# Definition of “the surface measure”?

Let $\mu_n$ be the $n$-dimensional Lebesgue measure.

Let $||\cdot||$ be a norm on $\mathbb{R}^n$.

Define $S^{n-1}=\{x\in\mathbb{R}:||x||=1\}$.

I have proven that $\forall A\in\mathscr{B}_{S^{n-1}}, (0,1]A\in \mathscr{B}_{\mathbb{R}^n}$. ($\mathscr{B}$ denotes the Borel-algebra and $(0,1]A$ is defined as $\{rb:r\in(0,1] , b\in A\}$)

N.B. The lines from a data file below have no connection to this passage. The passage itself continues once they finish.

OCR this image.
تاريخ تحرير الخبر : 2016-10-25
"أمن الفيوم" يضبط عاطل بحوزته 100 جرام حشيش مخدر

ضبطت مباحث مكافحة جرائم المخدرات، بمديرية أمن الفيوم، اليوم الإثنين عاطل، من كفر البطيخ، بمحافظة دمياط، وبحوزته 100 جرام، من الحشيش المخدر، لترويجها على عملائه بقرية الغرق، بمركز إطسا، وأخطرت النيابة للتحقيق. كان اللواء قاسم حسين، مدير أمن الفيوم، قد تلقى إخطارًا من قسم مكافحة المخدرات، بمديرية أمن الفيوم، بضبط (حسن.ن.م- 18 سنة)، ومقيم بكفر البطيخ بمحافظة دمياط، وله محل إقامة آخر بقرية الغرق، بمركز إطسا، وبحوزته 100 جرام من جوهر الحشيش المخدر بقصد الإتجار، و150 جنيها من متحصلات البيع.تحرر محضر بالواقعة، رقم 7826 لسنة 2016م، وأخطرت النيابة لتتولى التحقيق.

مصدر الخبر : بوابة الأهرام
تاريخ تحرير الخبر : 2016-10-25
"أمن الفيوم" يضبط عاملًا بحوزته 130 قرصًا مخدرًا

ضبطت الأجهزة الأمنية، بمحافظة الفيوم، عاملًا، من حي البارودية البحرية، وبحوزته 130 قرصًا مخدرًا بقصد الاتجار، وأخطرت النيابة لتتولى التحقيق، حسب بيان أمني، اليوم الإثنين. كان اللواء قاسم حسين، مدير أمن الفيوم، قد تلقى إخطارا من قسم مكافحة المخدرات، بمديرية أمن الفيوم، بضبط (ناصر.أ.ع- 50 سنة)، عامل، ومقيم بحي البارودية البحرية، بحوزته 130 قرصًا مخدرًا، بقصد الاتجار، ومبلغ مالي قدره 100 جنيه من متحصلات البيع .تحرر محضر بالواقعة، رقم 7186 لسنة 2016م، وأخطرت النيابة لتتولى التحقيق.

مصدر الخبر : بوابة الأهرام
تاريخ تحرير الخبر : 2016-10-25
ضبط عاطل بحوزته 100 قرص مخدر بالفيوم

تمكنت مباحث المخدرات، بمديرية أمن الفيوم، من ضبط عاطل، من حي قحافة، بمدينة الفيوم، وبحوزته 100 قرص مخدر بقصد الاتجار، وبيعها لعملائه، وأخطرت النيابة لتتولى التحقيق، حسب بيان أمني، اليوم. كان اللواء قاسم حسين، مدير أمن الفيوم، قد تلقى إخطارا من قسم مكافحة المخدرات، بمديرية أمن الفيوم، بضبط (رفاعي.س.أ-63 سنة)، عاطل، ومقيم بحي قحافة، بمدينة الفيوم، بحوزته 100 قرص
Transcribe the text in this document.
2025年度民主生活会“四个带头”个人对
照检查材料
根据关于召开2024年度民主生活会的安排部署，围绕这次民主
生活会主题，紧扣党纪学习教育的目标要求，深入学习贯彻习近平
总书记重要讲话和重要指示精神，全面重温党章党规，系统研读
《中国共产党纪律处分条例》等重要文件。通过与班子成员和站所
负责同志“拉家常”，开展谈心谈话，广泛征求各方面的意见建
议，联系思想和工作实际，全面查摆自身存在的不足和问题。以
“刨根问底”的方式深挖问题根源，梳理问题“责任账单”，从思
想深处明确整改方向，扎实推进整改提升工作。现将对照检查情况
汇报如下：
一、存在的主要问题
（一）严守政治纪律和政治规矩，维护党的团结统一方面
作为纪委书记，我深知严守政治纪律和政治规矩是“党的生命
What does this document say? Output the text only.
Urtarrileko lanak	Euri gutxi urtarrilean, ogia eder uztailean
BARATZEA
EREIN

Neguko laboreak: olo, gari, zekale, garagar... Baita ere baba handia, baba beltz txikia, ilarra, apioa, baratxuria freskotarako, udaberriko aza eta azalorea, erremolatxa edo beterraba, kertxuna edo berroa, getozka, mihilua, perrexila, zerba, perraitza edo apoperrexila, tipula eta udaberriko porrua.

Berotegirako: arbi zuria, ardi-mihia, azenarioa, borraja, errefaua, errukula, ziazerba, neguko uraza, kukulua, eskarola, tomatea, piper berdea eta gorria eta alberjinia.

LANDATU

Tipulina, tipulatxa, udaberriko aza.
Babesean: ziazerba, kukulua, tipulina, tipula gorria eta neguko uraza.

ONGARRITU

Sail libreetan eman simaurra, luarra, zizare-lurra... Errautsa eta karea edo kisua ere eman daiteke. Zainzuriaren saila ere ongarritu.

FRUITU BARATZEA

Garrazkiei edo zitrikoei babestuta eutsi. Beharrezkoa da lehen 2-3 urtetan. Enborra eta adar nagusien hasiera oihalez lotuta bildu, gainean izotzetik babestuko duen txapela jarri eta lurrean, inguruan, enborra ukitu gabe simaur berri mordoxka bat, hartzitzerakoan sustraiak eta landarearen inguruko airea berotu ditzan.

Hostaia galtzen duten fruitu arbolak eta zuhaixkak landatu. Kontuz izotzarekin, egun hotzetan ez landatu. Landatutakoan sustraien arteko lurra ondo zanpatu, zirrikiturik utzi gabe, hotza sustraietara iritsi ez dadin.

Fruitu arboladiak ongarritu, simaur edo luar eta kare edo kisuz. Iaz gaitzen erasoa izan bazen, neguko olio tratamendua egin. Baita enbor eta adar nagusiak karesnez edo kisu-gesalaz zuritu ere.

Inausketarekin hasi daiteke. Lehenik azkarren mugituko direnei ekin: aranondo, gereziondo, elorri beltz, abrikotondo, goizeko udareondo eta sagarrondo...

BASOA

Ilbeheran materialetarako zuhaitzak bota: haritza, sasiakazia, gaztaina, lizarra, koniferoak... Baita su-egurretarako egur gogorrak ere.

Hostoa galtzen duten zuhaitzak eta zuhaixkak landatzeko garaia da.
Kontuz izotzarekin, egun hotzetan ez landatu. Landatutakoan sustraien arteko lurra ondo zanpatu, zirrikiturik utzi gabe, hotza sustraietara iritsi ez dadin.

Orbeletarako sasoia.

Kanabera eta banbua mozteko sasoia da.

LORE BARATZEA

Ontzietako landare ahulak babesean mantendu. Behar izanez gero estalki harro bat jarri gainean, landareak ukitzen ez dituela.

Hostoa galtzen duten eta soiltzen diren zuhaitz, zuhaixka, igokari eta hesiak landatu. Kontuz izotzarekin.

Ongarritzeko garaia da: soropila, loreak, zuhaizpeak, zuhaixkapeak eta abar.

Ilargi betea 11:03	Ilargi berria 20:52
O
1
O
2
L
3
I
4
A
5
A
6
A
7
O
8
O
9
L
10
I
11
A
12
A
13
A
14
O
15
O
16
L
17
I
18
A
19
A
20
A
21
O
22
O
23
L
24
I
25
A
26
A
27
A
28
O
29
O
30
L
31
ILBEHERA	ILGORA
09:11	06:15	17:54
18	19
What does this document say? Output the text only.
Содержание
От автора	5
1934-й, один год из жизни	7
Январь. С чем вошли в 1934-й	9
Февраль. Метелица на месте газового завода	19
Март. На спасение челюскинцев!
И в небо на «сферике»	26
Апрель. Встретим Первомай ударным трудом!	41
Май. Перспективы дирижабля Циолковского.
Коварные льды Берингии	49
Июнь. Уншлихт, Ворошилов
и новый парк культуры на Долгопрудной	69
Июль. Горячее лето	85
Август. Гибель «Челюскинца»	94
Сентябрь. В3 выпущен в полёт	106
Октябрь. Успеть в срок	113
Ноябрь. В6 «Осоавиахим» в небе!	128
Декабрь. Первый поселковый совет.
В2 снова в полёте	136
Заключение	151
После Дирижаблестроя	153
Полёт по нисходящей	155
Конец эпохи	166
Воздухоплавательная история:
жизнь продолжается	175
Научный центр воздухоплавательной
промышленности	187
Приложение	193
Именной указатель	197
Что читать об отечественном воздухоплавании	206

Define $\sigma(A)=n\mu_n((0,1]A), \forall A\in\mathscr{B}_{S^{n-1}}$

Then, $\sigma$ is a measure.

Is this "the surface measure" or the completion of $\sigma$ the surface measure?

Yes, it is the standard "surface measure" on $S^{n-1}$.
A perhaps more instrinsic/satisfying argument is that if you denote by $\sigma_r$ the measure on $S_r^{n-1}$ ($r$ is the radius), then
• "$\mu_ n = \int_{0}^{+\infty} \sigma_r\,dr$" in the sense that $\mu_n(A) = \int_0^{+\infty} \sigma_r(A \cap S^{n-1})\,dr$ for any $A \in \mathscr{B}_{\mathbb{R}^n}$.
• "$\sigma_r = r^{n-1} \sigma_1$" in the sense that $\sigma_r (rA) = r^{n-1} \sigma_1(A)$ for any $A \in \mathscr{B}_{S^{n-1}}$
Of course, these two claims would need to be justified, I'll let you think about it. Anyway, it follows that: $$\mu_n((0,1]A) = \int_0^1 \sigma_r(rA)\,dr = \int_0^1 r^{n-1} \sigma_1(A)\,dr = {\sigma_1(A) \over n}~.$$